Apple’s online Machine Learning Journal has published a paper on the methodologies the HomePod uses to implement Siri functionality in far-field settings. As Apple’s Audio Software Engineering and Siri Speech Teams explain:
Siri on HomePod is designed to work in challenging usage scenarios such as:
- During loud music playback
- When the talker is far away from HomePod
- When other sound sources in a room, such as a TV or household appliances, are active
Each of those conditions requires a different approach to effectively separate a spoken Siri command from other household sounds and to do so efficiently.
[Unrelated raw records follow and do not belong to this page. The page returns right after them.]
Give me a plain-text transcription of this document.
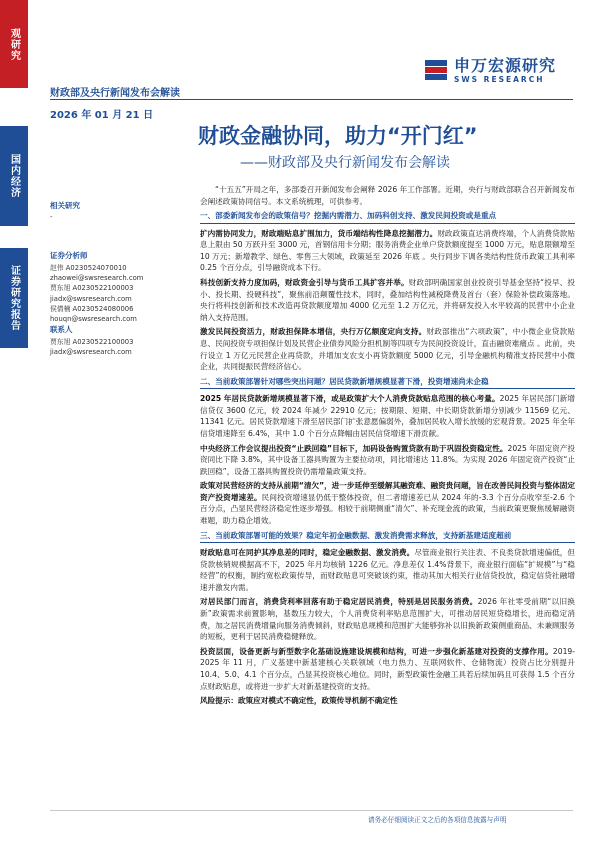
观研究
国内经济
证券研究报告
申万宏源研究
SWS RESEARCH
财政部及央行新闻发布会解读
2026 年 01 月 21 日
财政金融协同，助力“开门红”
——财政部及央行新闻发布会解读
相关研究
-
证券分析师
赵伟 A0230524070010
zhaowei@swsresearch.com
贾东旭 A0230522100003
jiadx@swsresearch.com
侯倩楠 A0230524080006
houqn@swsresearch.com
联系人
贾东旭 A0230522100003
jiadx@swsresearch.com

“十五五”开局之年，多部委召开新闻发布会阐释 2026 年工作部署。近期，央行与财政部联合召开新闻发布会阐述政策协同信号。本文系统梳理，可供参考。

一、部委新闻发布会的政策信号？挖掘内需潜力、加码科创支持、激发民间投资或是重点

扩内需协同发力，财政端贴息扩围加力，货币端结构性降息挖掘潜力。财政政策直达消费终端，个人消费贷款贴息上限由 50 万跃升至 3000 元，首钢信用卡分期；服务消费企业单户贷款额度提至 1000 万元，贴息限额增至 10 万元；新增教学、绿色、零售三大领域，政策延至 2026 年底 。央行同步下调各类结构性货币政策工具利率 0.25 个百分点，引导融资成本下行。

科技创新支持力度加码，财政资金引导与货币工具扩容并举。财政部明确国家创业投资引导基金坚持“投早、投小、投长期、投硬科技”，聚焦前沿颠覆性技术，同时，叠加结构性减税降费及首台（套）保险补偿政策落地。央行将科技创新和技术改造再贷款额度增加 4000 亿元至 1.2 万亿元，并将研发投入水平较高的民营中小企业纳入支持范围。

激发民间投资活力，财政担保降本增信，央行万亿额度定向支持。财政部推出“六项政策”，中小微企业贷款贴息、民间投资专项担保计划及民营企业债券风险分担机制等四项专为民间投资设计，直击融资难痛点 。此前，央行设立 1 万亿元民营企业再贷款，并增加支农支小再贷款额度 5000 亿元，引导金融机构精准支持民营中小微企业，共同提振民营经济信心。

二、当前政策部署针对哪些突出问题？居民贷款新增规模显著下滑，投资增速尚未企稳

2025 年居民贷款新增规模显著下滑，或是政策扩大个人消费贷款贴息范围的核心考量。2025 年居民部门新增信贷仅 3600 亿元，较 2024 年减少 22910 亿元；按期限、短期、中长期贷款新增分别减少 11569 亿元、11341 亿元。居民贷款增速下滑至居民部门扩张意愿偏弱外，叠加居民收入增长放缓的宏观背景。2025 年全年信贷增速降至 6.4%，其中 1.0 个百分点降幅由居民信贷增速下滑贡献。

中央经济工作会议提出投资“止跌回稳”目标下，加码设备购置贷款有助于巩固投资稳定性。2025 年固定资产投资同比下降 3.8%，其中设备工器具购置为主要拉动项，同比增速达 11.8%。为实现 2026 年固定资产投资“止跌回稳”，设备工器具购置投资仍需增量政策支持。

政策对民营经济的支持从前期“清欠”，进一步延伸至缓解其融资难、融资贵问题，旨在改善民间投资与整体固定资产投资增速差。民间投资增速显仍低于整体投资，但二者增速差已从 2024 年的-3.3 个百分点收窄至-2.6 个百分点，凸显民营经济稳定性逐步增强。相较于前期侧重“清欠”、补充现金流的政策，当前政策更聚焦缓解融资难题，助力稳企增效。

三、当前政策部署可能的效果？稳定年初金融数据、激发消费需求释放，支持新基建适度超前

财政贴息可在同护其净息差的同时，稳定金融数据、激发消费。尽管商业银行关注表、不良类贷款增速偏低，但贷款核销规模据高不下，2025 年月均核销 1226 亿元。净息差仅 1.4%背景下，商业银行面临“扩规模”与“稳经营”的权衡，制约宽松政策传导，而财政贴息可突破该约束，推动其加大相关行业信贷投放，稳定信贷社融增速并激发内需。

对居民部门而言，消费贷利率回落有助于稳定居民消费，特别是居民服务消费。2026 年社零受前期“以旧换新”政策需求前置影响，基数压力较大，个人消费贷利率贴息范围扩大，可推动居民短贷稳增长，进而稳定消费，加之居民消费增量向服务消费倾斜，财政贴息规模和范围扩大能够弥补以旧换新政策侧重商品、未兼顾服务的短板，更利于居民消费稳健释放。

投资层面，设备更新与新型数字化基础设施建设规模和结构，可进一步强化新基建对投资的支撑作用。2019-2025 年 11 月，广义基建中新基建核心关联领域（电力热力、互联网软件、仓储物流）投资占比分别提升 10.4、5.0、4.1 个百分点，凸显其投资核心地位。同时，新型政策性金融工具若后续加码且可获得 1.5 个百分点财政贴息，或将进一步扩大对新基建投资的支持。

风险提示：政策应对模式不确定性，政策传导机制不确定性

请务必仔细阅读正文之后的各项信息披露与声明
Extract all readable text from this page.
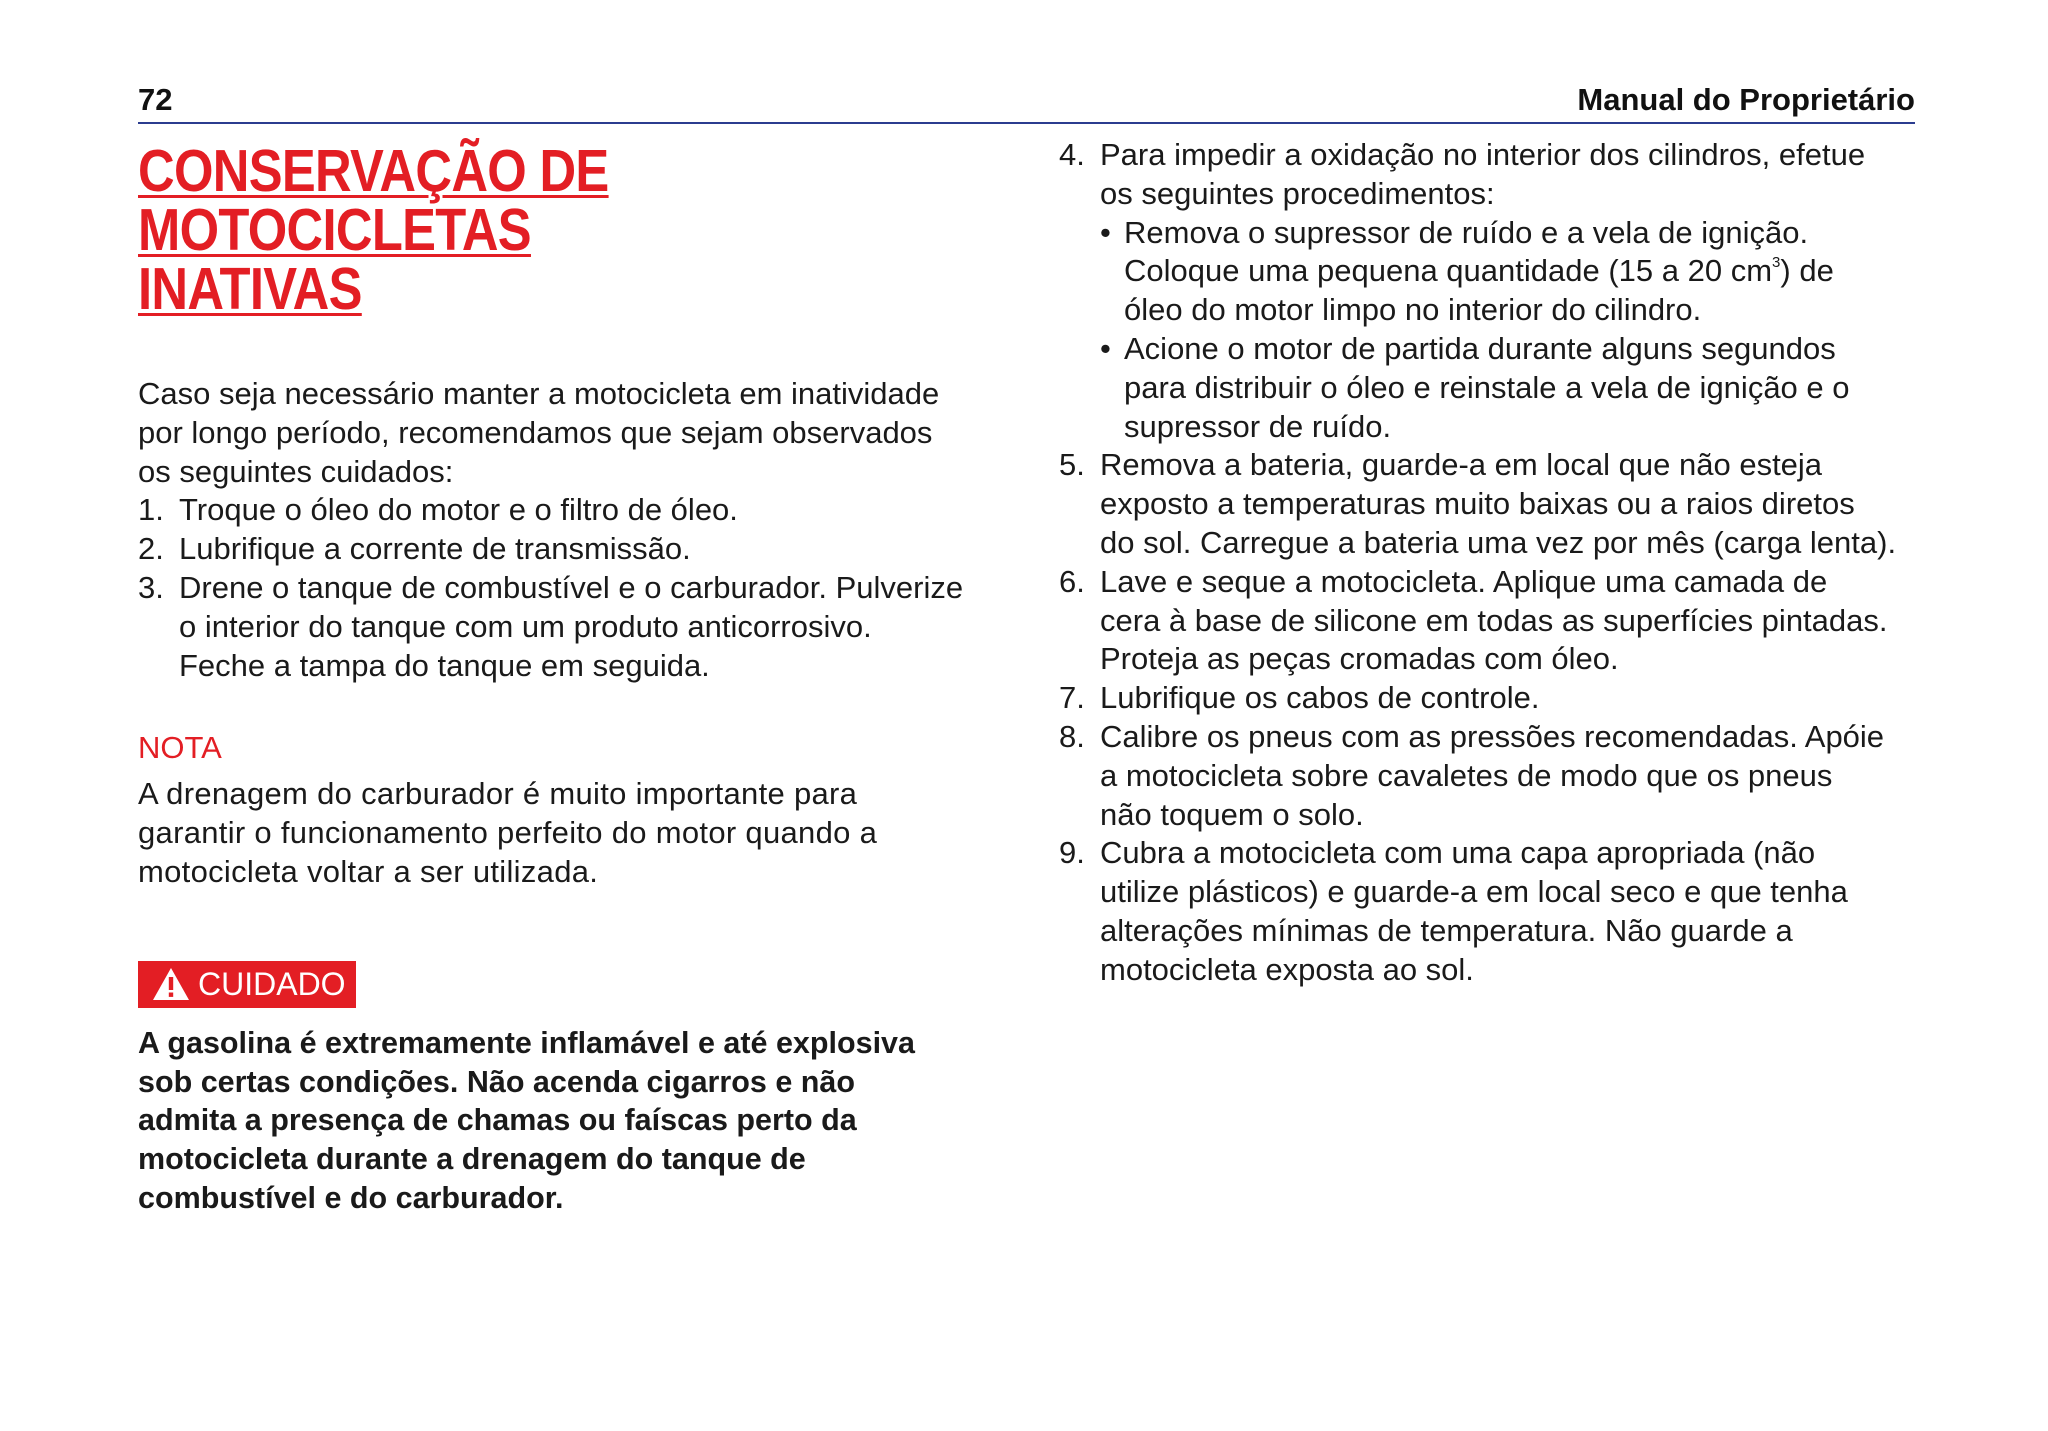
72	Manual do Proprietário
CONSERVAÇÃO DE MOTOCICLETAS
INATIVAS

Caso seja necessário manter a motocicleta em inatividade
por longo período, recomendamos que sejam observados
os seguintes cuidados:

1. Troque o óleo do motor e o filtro de óleo.
2. Lubrifique a corrente de transmissão.
3. Drene o tanque de combustível e o carburador. Pulverize
o interior do tanque com um produto anticorrosivo.
Feche a tampa do tanque em seguida.
NOTA

A drenagem do carburador é muito importante para
garantir o funcionamento perfeito do motor quando a
motocicleta voltar a ser utilizada.

CUIDADO

A gasolina é extremamente inflamável e até explosiva
sob certas condições. Não acenda cigarros e não
admita a presença de chamas ou faíscas perto da
motocicleta durante a drenagem do tanque de
combustível e do carburador.

4. Para impedir a oxidação no interior dos cilindros, efetue
os seguintes procedimentos:
• Remova o supressor de ruído e a vela de ignição.
Coloque uma pequena quantidade (15 a 20 $cm^3$) de
óleo do motor limpo no interior do cilindro.
• Acione o motor de partida durante alguns segundos
para distribuir o óleo e reinstale a vela de ignição e o
supressor de ruído.
5. Remova a bateria, guarde-a em local que não esteja
exposto a temperaturas muito baixas ou a raios diretos
do sol. Carregue a bateria uma vez por mês (carga lenta).
6. Lave e seque a motocicleta. Aplique uma camada de
cera à base de silicone em todas as superfícies pintadas.
Proteja as peças cromadas com óleo.
7. Lubrifique os cabos de controle.
8. Calibre os pneus com as pressões recomendadas. Apóie
a motocicleta sobre cavaletes de modo que os pneus
não toquem o solo.
9. Cubra a motocicleta com uma capa apropriada (não
utilize plásticos) e guarde-a em local seco e que tenha
alterações mínimas de temperatura. Não guarde a
motocicleta exposta ao sol.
The report notes that the HomePod’s speech enhancement system uses less than 15% of one core of a 1.4 GHz A8 processor.
Apple engineers tested their speech enhancement system under a variety of conditions:
We evaluated the performance of the proposed speech processing system on a large speech test set recorded on HomePod in several acoustic conditions:
- Music and podcast playback at different levels
- Continuous background noise, including babble and rain noise
- Directional noises generated by household appliances such as a vacuum cleaner, hairdryer, and microwave
- Interference from external competing sources of speech
In these recordings, we varied the locations of HomePod and the test subjects to cover different use cases, for example, in living room or kitchen environments where HomePod was placed against the wall or in the middle of the room.
The paper concludes with examples of filtered and unfiltered audio from those HomePod tests. Regardless of whether you’re interested in the details of noise reduction technology, the sample audio clips are worth a listen. It’s impressive to hear barely audible commands emerge from background noises like a dishwasher and music playback.